Reviewed by Dennis Schwartz

The great South Korean director Park Chan-wook (“The Handmaiden”/”Stoker”) elegantly helms a seductive Hollywood-like thriller about an insomniac and hard-working unhappily married Busan cop, Hae-jun (Park Hae-il), and an alluring Chinese woman, Seo-rae (Tang Wei), an enigmatic murder suspect of her mountain climber husband that the cop is investigating. The abusive husband died in a hiking accident.

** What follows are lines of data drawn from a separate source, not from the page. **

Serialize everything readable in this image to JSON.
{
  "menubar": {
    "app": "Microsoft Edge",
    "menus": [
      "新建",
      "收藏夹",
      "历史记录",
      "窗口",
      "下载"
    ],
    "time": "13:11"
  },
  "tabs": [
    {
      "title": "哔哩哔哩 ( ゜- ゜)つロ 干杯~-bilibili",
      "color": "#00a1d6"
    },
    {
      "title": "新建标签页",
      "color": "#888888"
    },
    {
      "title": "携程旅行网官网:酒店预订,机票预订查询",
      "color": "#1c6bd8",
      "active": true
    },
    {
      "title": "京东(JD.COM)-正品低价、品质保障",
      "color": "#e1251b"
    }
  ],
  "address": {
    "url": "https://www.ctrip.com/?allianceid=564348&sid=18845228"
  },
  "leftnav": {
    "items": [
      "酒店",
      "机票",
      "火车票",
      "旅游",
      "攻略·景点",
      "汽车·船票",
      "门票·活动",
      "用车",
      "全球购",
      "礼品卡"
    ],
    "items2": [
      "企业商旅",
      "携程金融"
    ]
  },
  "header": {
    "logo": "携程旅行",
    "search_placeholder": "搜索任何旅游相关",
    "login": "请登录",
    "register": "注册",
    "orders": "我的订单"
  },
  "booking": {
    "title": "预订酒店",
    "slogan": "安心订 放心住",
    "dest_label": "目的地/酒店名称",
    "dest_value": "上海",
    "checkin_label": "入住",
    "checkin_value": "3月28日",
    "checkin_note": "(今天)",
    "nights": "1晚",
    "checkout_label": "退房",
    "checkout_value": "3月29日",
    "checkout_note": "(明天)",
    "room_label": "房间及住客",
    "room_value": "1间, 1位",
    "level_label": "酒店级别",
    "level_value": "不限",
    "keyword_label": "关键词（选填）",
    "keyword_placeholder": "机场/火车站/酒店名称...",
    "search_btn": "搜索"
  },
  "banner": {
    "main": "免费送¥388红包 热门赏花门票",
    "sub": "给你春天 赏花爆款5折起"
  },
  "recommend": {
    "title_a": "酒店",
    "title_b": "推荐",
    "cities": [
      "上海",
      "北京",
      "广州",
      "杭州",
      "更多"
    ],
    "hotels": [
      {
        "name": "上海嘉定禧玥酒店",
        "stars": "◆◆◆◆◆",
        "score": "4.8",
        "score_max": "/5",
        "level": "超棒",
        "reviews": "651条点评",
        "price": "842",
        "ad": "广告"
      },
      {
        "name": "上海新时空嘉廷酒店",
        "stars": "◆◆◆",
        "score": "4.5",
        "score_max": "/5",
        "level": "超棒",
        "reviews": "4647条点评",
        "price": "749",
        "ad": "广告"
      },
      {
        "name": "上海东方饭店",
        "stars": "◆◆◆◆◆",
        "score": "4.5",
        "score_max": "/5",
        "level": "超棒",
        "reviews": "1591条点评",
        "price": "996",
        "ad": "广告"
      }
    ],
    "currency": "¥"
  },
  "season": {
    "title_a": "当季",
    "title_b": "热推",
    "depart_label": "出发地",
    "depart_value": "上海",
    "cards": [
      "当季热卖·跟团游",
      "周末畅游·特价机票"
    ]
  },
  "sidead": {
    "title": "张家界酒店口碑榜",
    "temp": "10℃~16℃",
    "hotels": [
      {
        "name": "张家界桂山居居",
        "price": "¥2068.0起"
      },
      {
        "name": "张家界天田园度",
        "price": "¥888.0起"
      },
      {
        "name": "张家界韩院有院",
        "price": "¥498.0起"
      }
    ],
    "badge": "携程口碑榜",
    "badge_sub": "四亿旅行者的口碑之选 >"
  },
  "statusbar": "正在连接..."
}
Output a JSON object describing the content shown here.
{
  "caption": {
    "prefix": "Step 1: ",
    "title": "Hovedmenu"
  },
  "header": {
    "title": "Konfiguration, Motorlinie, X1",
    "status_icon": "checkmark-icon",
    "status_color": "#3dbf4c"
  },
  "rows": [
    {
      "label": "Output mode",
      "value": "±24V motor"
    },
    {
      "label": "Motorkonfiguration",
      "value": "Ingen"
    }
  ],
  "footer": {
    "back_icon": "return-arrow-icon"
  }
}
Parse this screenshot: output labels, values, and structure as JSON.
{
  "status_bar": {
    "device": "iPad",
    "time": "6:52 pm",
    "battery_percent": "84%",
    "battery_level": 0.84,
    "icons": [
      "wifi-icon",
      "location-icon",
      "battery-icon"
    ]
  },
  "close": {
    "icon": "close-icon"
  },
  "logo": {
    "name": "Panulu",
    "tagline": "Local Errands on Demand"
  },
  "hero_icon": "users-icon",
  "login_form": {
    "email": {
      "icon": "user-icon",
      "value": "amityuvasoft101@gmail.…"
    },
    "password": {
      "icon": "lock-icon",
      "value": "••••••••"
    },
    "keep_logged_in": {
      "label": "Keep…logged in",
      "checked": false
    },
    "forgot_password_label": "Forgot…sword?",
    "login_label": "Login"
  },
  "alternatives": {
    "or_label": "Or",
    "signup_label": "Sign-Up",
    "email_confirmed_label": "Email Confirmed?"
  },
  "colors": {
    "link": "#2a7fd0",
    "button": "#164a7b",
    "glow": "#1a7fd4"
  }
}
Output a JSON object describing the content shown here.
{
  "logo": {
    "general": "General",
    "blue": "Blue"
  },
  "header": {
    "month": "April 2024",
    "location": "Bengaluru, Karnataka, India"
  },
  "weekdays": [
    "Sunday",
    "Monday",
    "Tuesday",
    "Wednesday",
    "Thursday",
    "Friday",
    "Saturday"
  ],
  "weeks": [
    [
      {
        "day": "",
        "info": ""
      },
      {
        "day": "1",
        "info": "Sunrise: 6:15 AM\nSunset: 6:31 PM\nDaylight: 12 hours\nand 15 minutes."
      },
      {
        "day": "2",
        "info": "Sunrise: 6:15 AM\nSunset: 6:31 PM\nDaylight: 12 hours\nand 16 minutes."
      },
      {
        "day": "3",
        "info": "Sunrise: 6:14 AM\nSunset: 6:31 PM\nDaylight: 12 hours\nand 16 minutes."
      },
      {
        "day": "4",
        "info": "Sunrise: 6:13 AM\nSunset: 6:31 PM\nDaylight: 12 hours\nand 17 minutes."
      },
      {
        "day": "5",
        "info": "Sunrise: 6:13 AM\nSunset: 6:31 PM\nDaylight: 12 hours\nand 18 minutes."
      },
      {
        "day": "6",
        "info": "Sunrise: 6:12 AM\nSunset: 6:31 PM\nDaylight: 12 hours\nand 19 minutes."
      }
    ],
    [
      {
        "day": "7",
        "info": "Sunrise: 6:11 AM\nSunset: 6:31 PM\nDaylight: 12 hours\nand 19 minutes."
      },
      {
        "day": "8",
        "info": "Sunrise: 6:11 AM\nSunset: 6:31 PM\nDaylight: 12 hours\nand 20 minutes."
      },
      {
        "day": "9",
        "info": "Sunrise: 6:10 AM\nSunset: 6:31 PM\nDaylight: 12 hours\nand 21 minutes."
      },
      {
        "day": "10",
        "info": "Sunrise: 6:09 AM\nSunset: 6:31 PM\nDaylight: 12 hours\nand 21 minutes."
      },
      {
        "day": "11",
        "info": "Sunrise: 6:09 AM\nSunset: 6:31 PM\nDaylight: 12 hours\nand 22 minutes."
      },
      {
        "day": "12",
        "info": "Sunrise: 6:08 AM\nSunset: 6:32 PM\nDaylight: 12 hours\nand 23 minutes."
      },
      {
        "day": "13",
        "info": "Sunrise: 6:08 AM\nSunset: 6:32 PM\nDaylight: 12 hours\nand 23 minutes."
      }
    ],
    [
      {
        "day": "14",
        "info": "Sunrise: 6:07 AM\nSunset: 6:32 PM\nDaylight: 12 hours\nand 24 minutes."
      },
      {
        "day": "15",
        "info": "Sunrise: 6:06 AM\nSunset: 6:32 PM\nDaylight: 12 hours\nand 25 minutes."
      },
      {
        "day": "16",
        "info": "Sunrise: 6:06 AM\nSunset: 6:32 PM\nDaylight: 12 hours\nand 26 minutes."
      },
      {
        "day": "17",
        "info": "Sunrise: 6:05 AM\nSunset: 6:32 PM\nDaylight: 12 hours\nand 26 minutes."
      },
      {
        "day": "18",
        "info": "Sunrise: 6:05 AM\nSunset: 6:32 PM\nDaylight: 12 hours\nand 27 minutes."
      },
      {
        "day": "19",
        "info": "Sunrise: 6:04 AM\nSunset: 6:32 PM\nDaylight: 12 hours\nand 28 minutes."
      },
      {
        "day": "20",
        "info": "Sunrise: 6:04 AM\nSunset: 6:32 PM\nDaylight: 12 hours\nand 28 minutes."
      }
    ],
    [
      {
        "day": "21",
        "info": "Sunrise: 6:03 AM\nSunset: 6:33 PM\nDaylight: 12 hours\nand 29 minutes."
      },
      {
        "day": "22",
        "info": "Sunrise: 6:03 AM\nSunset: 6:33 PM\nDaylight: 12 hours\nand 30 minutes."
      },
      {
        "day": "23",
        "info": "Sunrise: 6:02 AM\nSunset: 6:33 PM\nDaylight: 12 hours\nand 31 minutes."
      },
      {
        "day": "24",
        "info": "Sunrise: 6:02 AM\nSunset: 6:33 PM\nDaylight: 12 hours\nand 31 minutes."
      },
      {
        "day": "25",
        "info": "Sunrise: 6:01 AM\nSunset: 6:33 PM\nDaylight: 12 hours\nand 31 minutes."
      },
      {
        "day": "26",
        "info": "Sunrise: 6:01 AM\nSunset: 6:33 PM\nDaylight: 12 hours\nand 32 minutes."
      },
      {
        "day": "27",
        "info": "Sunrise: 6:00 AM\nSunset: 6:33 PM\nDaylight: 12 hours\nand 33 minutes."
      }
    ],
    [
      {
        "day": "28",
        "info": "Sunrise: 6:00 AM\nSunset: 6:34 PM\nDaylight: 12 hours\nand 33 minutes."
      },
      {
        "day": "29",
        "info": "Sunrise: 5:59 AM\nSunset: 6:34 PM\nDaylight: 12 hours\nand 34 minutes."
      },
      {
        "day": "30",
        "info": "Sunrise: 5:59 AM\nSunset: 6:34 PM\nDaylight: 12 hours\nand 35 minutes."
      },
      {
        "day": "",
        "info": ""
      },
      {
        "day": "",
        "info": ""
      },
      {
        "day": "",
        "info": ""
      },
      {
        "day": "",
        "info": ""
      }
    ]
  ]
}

The lonely investigator, despite married to Jung-an (Lee Jung-Hyun), is obsessively attracted to the widow suspect, as the plot resolves around whether she did or did not kill her husband. The two main players in the course of many encounters engage in a dangerous cat-and-mouse game.


The miffed cop transfers to Ipa, a rural district. Some 13 months later while with his wife he meets again the femme fatale, Seo-rae, in a public market and she introduces him to her cheerful new husband. She has also relocated to Ipa.
 

The crafty script, touching on crossing moral lines over an unrealistic romance, is co-written by Park Chan and Jeong Seo-kyeong, and is much influenced by Hitchcock’s Vertigo.

 It’s only misstep is at 138 minutes it runs too long. But it moves along at a brisk pace. It’s a film worth seeing more than once.


 It premiered at the Cannes Film Festival.